Encensée par les pouvoirs publics, la toute jeune organisation a signé un partenariat avec Pôle Emploi pour un déploiement de sa plateforme open-source d’ici la fin de cette année. Le recours au Big Data devrait permettre de changer d’échelle de travail en croisant un flot incessant de données et donc de fluidifier le marché du travail. Il suffit seulement de croire que la science des données prévaudra sur l’instinct.
Quel futur pour le travail ?
Se contenter d’observer que le marché du recrutement n’en finit pas d’être bousculé par le numérique, c’est oublier que cette tornade technologique secoue l’emploi, dans toutes ses dimensions. Pour son premier rapport consacré au « Futur des emplois », le Forum de Davos a mis en avant le chiffre de 5 millions d’emplois supprimés dans les 15 principales puissances économiques mondiales d’ici à 2020. À l’inverse, 2 millions de nouveaux emplois seraient créés en 5 ans ; essentiellement dans le sillage des nouvelles technologies. L’enjeu majeur de notre siècle sera, à n’en pas douter, l’adaptation des travailleurs à cette révolution numérique sous ses formes multiples : robotique, intelligence artificielle, machine learning (algorithmes capables de s’améliorer en continu sans intervention humaine)…

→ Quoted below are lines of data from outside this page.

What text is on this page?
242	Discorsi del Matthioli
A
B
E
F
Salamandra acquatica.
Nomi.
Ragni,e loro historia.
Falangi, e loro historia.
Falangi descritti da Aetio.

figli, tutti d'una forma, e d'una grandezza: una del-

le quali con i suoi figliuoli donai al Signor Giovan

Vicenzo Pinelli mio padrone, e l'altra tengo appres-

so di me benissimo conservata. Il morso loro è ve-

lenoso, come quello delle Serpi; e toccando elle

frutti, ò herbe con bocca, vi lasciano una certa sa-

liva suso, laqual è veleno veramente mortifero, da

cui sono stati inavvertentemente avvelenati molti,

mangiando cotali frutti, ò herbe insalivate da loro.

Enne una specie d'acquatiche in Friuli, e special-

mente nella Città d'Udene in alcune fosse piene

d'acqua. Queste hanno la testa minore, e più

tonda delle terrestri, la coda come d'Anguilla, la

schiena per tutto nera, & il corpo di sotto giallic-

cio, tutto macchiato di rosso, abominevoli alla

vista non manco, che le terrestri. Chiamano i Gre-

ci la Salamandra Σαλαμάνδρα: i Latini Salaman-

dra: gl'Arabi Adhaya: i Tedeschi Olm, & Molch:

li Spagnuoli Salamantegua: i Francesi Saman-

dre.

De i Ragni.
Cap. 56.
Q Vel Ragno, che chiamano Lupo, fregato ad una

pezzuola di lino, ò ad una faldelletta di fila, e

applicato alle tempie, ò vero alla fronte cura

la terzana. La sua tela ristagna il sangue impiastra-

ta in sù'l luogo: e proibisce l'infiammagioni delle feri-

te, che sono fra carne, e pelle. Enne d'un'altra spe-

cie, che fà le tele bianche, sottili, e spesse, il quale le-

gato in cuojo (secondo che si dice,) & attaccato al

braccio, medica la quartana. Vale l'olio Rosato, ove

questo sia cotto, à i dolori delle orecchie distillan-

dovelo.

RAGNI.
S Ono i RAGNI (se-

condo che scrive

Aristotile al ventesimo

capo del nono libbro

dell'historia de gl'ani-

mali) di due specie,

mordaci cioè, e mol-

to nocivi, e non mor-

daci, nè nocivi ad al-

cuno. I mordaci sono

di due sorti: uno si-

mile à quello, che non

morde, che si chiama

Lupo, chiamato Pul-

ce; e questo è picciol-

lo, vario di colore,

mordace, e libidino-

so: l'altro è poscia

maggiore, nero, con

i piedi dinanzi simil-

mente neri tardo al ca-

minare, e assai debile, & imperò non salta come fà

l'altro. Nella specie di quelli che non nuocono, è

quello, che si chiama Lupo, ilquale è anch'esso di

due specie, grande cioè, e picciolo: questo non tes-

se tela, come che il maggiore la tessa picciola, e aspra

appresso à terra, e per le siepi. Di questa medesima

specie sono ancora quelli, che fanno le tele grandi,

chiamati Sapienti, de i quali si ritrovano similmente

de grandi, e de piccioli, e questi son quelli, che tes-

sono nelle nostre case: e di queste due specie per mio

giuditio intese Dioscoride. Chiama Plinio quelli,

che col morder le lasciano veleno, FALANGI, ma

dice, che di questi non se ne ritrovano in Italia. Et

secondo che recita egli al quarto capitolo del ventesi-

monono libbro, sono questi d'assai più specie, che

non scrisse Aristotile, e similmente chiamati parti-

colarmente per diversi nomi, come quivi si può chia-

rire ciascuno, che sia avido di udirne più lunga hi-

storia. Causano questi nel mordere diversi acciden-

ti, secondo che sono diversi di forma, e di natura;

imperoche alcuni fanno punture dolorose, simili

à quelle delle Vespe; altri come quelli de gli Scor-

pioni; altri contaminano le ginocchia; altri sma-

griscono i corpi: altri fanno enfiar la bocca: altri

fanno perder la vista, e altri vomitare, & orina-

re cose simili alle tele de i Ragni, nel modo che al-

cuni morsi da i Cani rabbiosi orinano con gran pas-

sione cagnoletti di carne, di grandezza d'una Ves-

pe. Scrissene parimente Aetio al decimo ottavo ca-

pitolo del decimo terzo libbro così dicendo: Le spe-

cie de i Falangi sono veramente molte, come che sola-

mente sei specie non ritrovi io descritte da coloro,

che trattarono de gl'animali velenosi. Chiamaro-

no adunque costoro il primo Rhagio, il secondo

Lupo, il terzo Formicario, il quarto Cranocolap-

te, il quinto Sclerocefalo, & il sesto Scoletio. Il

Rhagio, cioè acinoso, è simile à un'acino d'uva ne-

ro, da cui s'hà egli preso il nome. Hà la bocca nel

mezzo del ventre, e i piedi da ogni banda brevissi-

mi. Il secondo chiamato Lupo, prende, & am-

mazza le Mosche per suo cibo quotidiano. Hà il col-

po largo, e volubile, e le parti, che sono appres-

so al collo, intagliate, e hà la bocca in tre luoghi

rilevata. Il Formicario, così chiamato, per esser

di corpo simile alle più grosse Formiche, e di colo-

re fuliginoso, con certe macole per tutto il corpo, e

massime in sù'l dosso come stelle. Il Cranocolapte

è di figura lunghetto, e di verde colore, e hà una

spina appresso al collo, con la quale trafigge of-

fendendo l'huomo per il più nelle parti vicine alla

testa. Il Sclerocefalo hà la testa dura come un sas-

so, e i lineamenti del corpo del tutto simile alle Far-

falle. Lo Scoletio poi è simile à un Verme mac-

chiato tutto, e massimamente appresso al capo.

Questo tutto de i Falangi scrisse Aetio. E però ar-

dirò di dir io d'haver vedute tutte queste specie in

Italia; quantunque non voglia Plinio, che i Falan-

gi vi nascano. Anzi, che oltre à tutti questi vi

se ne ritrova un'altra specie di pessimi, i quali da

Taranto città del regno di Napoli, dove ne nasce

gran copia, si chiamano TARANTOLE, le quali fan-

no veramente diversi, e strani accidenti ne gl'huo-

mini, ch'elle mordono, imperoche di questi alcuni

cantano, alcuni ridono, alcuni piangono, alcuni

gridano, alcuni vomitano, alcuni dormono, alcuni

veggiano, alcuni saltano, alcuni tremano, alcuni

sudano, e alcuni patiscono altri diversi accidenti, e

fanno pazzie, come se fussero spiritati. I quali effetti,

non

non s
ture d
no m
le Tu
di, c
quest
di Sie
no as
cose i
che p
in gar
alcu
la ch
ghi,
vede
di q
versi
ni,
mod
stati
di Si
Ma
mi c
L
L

Au-delà de ces ruptures qui feront que, pour tel ou tel type d’emploi, l’on pourra se passer de travailleurs, parions que la tendance la plus profonde portera sur le changement de nature du travail lui-même. Pour un grand nombre de métiers, il est désormais possible de choisir ses lieux (n’importe où, y compris les nouveaux tiers lieux de coworking et autres fablabs qui éclosent dans les grandes villes), ses moments (n’importe quand) et ses relations (seul ou en communautés) de travail. On le voit, l’entreprise évolue, change et se fragmente en une multitude de travailleurs indépendants qui peuvent passer d’un emploi à un autre (« slashers ») et collaborer par le biais de plateformes numériques ; sorte de disruption généralisée du travail.
Reste que les États devront s’adapter à ce nouveau monde de l’emploi. Il faudra de plus en plus intégrer ces nouvelles technologies pour éviter que notre société ne ressemble au monde de Trepalium, nouvelle série d’Arte diffusée le 11 février, dans lequel 80 % de la population sont privés de toute activité professionnelle.